Si può non essere mai stati nel deserto ed avere la chiara sensazione di conoscerlo perfettamente come l'angolo dietro casa o l'improvvisato campo da pallone dove avete trascorso migliaia di ore a sudate dietro ad un Tango. Ognuno di noi ha avuto il proprio deserto dentro, chi solamente per una decina di minuti, chi più a lungo... e chi come il sottoscritto come habitat naturale e costante lungo la propria formazione. E ripeto non ci ho mai messo (fisicamente) piede a Rancho de la Luna nei pressi del Joshua Tree (anche se forse, ora, sembrerebbe arrivato il momento di farlo) ed immaginate lo stupore dei miei neuroni e nervi la prima volta che ascoltai Gardenia   Thumb o Whitewater... finalmente qualcuno che aveva esplicato e reso tangibile quel mio umore nascosto, quelle mie sensazioni e certi stati d'animo e di mente.

Andai subito alla ricerca di tutto lo scibile e l'ascoltabile su questi giovani capelloni americani, che tanto assomigliavano agli "eroi" di flanella che riempivano le pagine, i giornali e l'etere di dell'epoca, ma quanto erano distanti da loro nell'immaginifico mondo che creavano, pur avendone in comune le radici storico/musicali e quasi rimbalzai contro un muro di gomma, poche (pochissime, ricordate che per l'avvento della rete sarebbe passato ancora un lustro, almeno) informazioni, un immaginario quasi mistico intorno alle loro figure, meglio dire fumoso... ma poco importava, c'era la loro musica e questo all'epoca mi bastava.
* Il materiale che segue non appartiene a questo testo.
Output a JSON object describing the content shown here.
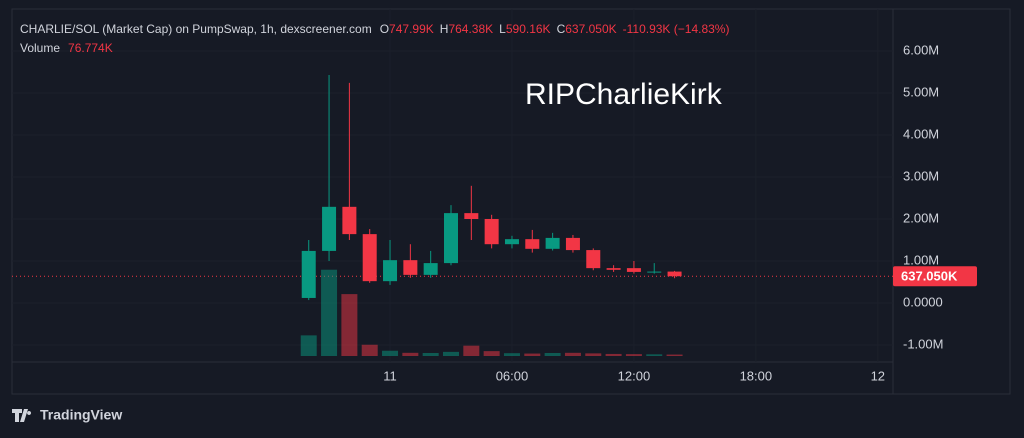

C'erano "Blues For The Red Sune "Welcome To Sky Valley" e questi due CAPOLAVORI aumentavano l'aura mistica intorno alle loro figure, immagini rigorosamente desertiche ed alterare crescevano in me la sensazione di vicinanza fra il mio deserto ed il loro; e le note che uscivano dalle casse in costante equilibrio fra l'arrogante potenza di Led Zeppelin e Black Sabbath e la sintonia fuori fuoco di Electric Prunes e 13th Floor Elevators si fondevano magicamente insieme, tanto che comodamente svarionato sul mio divano, potevo sentire il bruciante calore della sabbia sotto i piedi ed il vento gelido fra i capelli. Un vortice mi risucchiò quando presi coscienza che dopo averli persi live a Milano (era il 1995 in quel postaccio che era il Factory) dovetti realizzare che mai avrei potuto esorcizzare il mio deserto in una forsennata danza pagana al cospetto degli sciamani John e Josh.
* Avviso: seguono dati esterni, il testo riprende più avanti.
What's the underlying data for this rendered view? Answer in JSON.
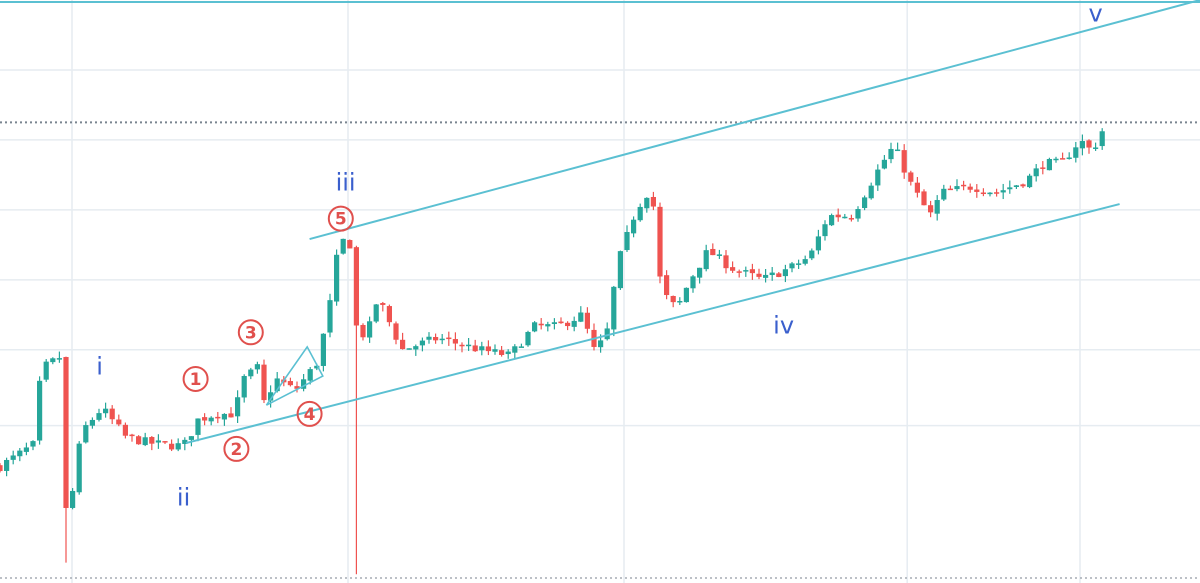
{
  "chart_data": {
    "type": "candlestick",
    "colors": {
      "up": "#26a69a",
      "down": "#ef5350",
      "channel": "#5bc0d2",
      "grid": "#e6ecf1",
      "wave_label": "#3a5fcd",
      "sub_wave_label": "#e0504d"
    },
    "y_scale": [
      0,
      100
    ],
    "horizontal_grid": [
      27,
      40,
      52,
      64,
      76,
      88
    ],
    "vertical_grid": [
      6,
      29,
      52,
      75.6,
      90
    ],
    "price_line": 79,
    "channel_upper": [
      [
        25.8,
        59
      ],
      [
        100,
        100
      ]
    ],
    "channel_lower": [
      [
        15.5,
        24
      ],
      [
        93.3,
        65
      ]
    ],
    "triangle": [
      [
        22.2,
        30.5
      ],
      [
        25.6,
        40.5
      ],
      [
        26.9,
        35.5
      ]
    ],
    "waves": [
      {
        "label": "i",
        "x": 8.3,
        "y": 37
      },
      {
        "label": "ii",
        "x": 15.3,
        "y": 14.5
      },
      {
        "label": "iii",
        "x": 28.8,
        "y": 68.5
      },
      {
        "label": "iv",
        "x": 65.3,
        "y": 44
      },
      {
        "label": "v",
        "x": 91.3,
        "y": 97.5
      }
    ],
    "sub_waves": [
      {
        "label": "1",
        "x": 16.3,
        "y": 35
      },
      {
        "label": "2",
        "x": 19.7,
        "y": 23
      },
      {
        "label": "3",
        "x": 20.9,
        "y": 43
      },
      {
        "label": "4",
        "x": 25.8,
        "y": 29
      },
      {
        "label": "5",
        "x": 28.4,
        "y": 62.5
      }
    ],
    "price_path": [
      [
        0,
        20,
        0
      ],
      [
        3,
        24,
        0
      ],
      [
        3.3,
        34,
        0
      ],
      [
        3.6,
        37,
        0
      ],
      [
        5.2,
        39,
        0
      ],
      [
        5.4,
        12,
        3.5
      ],
      [
        6,
        15,
        0
      ],
      [
        6.8,
        26,
        0
      ],
      [
        8.5,
        30,
        0
      ],
      [
        10.5,
        25,
        0
      ],
      [
        12.5,
        24,
        0
      ],
      [
        14.7,
        23.5,
        0
      ],
      [
        15.5,
        24,
        0
      ],
      [
        16.5,
        28,
        0
      ],
      [
        18,
        29,
        0
      ],
      [
        19.5,
        29,
        0
      ],
      [
        20.3,
        35,
        0
      ],
      [
        21.5,
        37,
        0
      ],
      [
        22,
        31,
        0
      ],
      [
        23,
        35,
        0
      ],
      [
        24.6,
        33,
        0
      ],
      [
        26.5,
        38,
        0
      ],
      [
        27.5,
        48,
        0
      ],
      [
        28.3,
        59,
        0
      ],
      [
        29.2,
        58,
        0
      ],
      [
        29.7,
        44,
        1.5
      ],
      [
        30.5,
        42,
        0
      ],
      [
        31.5,
        49,
        0
      ],
      [
        33.5,
        40,
        0
      ],
      [
        36.5,
        42,
        0
      ],
      [
        40,
        40,
        0
      ],
      [
        42.5,
        39,
        0
      ],
      [
        44.5,
        44,
        0
      ],
      [
        46.5,
        44,
        0
      ],
      [
        48.5,
        46,
        0
      ],
      [
        49.5,
        40,
        0
      ],
      [
        50.5,
        42,
        0
      ],
      [
        51.5,
        55,
        0
      ],
      [
        53,
        64,
        0
      ],
      [
        54.3,
        68,
        0
      ],
      [
        55.1,
        50,
        0
      ],
      [
        56.4,
        47,
        0
      ],
      [
        57.5,
        52,
        0
      ],
      [
        59,
        57,
        0
      ],
      [
        61,
        54,
        0
      ],
      [
        63.5,
        52,
        0
      ],
      [
        65.8,
        54,
        0
      ],
      [
        67.5,
        56,
        0
      ],
      [
        69,
        63,
        0
      ],
      [
        71,
        63,
        0
      ],
      [
        73.5,
        72,
        0
      ],
      [
        74.5,
        75,
        0
      ],
      [
        76,
        68,
        0
      ],
      [
        77.5,
        63,
        0
      ],
      [
        78.5,
        67,
        0
      ],
      [
        81,
        68,
        0
      ],
      [
        83,
        67,
        0
      ],
      [
        85.5,
        69,
        0
      ],
      [
        87,
        72,
        0
      ],
      [
        88.5,
        72,
        0
      ],
      [
        90,
        76,
        0
      ],
      [
        91,
        74,
        0
      ],
      [
        92.2,
        79,
        0
      ]
    ]
  }
}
Ma certe "ferite", ricucite dagli anni e dall'invecchiare, a volte continuano a provocare dolore, molto spesso semplice ed irritante fastidio, salvo poi il fato o qualche potente sciamano Navajo darti la possibilità di cicatrizzarle per sempre così da poterne serbare addirittura un piacevole ricordo, e questo mi è stato possibile una mite sera di fine marzo, nelle vicinanze di Milano dalla testarda caparbietà (lucro, hanno detto in molti e se anche non a sproposito, chi se ne fotte...!) di John Garcia. Pazienza l'assenza di Josh, pazienza che sono trascorsi più di 15 anni, pazienza che, come ho sentito dire, chisselinculapiùiCaiuss e che la musica è andata oltre in questo lasso di tempo... pazienza il mio fortissimo mal di denti, pazienza che non abbiano fatto "Demon Cleaner", pazienza... io (insieme ad altre migliaia di anime, ed alcune non erano ancora su questo pianeta vent'anni orsono) ho partecipato ad una cerimonia rituale di guarigione nel mezzo del Mojave a più di 100 gradi di temperatura, cicatrizzando per sempre alcune vecchie ferite al cospetto di 4 mistici sciamani del rock, che credo (in parte) anche loro abbiano fatto pace con parte del loro (maestoso) passato... la soddisfazione nel ghigno di John Garcia o nel tenero infantile sorriso Nick Oliveri ne sono testimonianza. Una vera è propria macchina da guerra live.